The legend of Mahsuri is probably the most famous legend of Langkawi, and the Mahsuri’s tomb and museum brings this lore to life. The fable narrates the story of Mahsuri, a beautiful young girl who lived on the island of Langkawi about 200 years ago. She married a warrior named Wan Derus who left to fight in a war shortly after their wedding. While he was away, a travelling poet named Deramang arrived in Langkawi. Mesmerised by his poetry and singing, Mahsuri’s parents asked the poet to train her, and also allowed him to stay at their home. Wan Mahora, the wife of a high-ranking official did not approve of this and she accused Mahsuri of adultery with Deramang. It is said that Wan Mahora did this because of her jealousy towards Mahsuri’s beauty and youth. Wan Mahora’s husband believed the accusations of his wife and sentenced Mahsuri to death by stabbing. On her death bed, she cursed Langkawi with seven generations of misfortune.

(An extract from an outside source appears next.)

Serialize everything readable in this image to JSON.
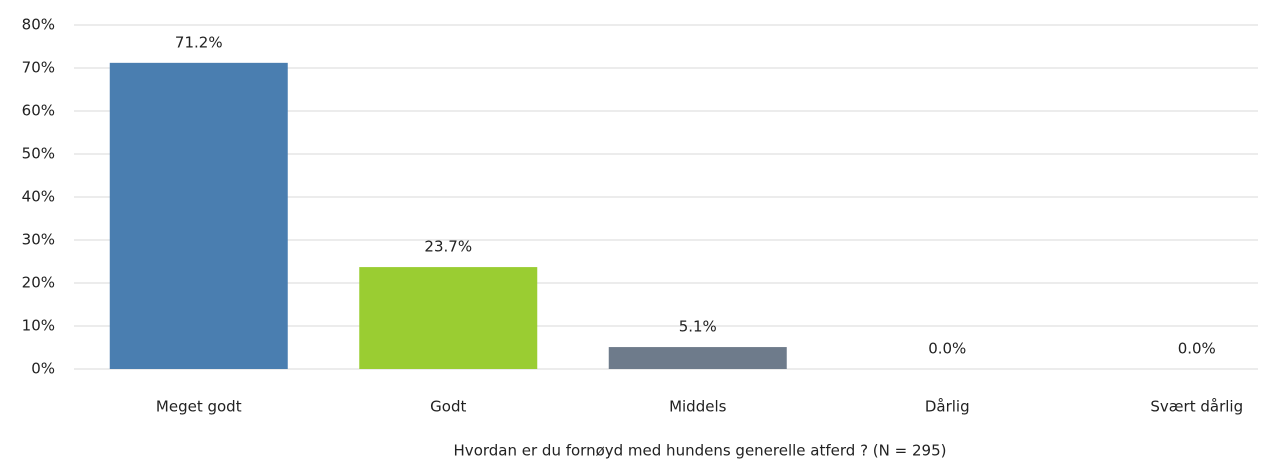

The popularity of this legend is in part due to its likeness with the actual history of Langkawi. Soon after her death in the 18th century, Langkawi was occupied by the Siamese army. In order to discourage the Siamese, the residents of Langkawi burnt their rice fields and poisoned their wells to remove their main source of income therefor becoming less of an attractive bounty, unfortunately their efforts were in vain. Langkawi gained prosperity as a tourist attraction only in the late 20th century, after the passing of seven generations since the curse.
Besides the tomb, the museum has a music room where Malaysian women play live traditional music. The complex also has a diorama exhibit that is said to contain the weapons used to execute the maiden. Also known as Makam Mahsuri, the tomb is located 10 kilometres from the Kuah town on the Jalan Makam Mahsuri (Rd 120). It is accessible by a short 20 minute taxi ride.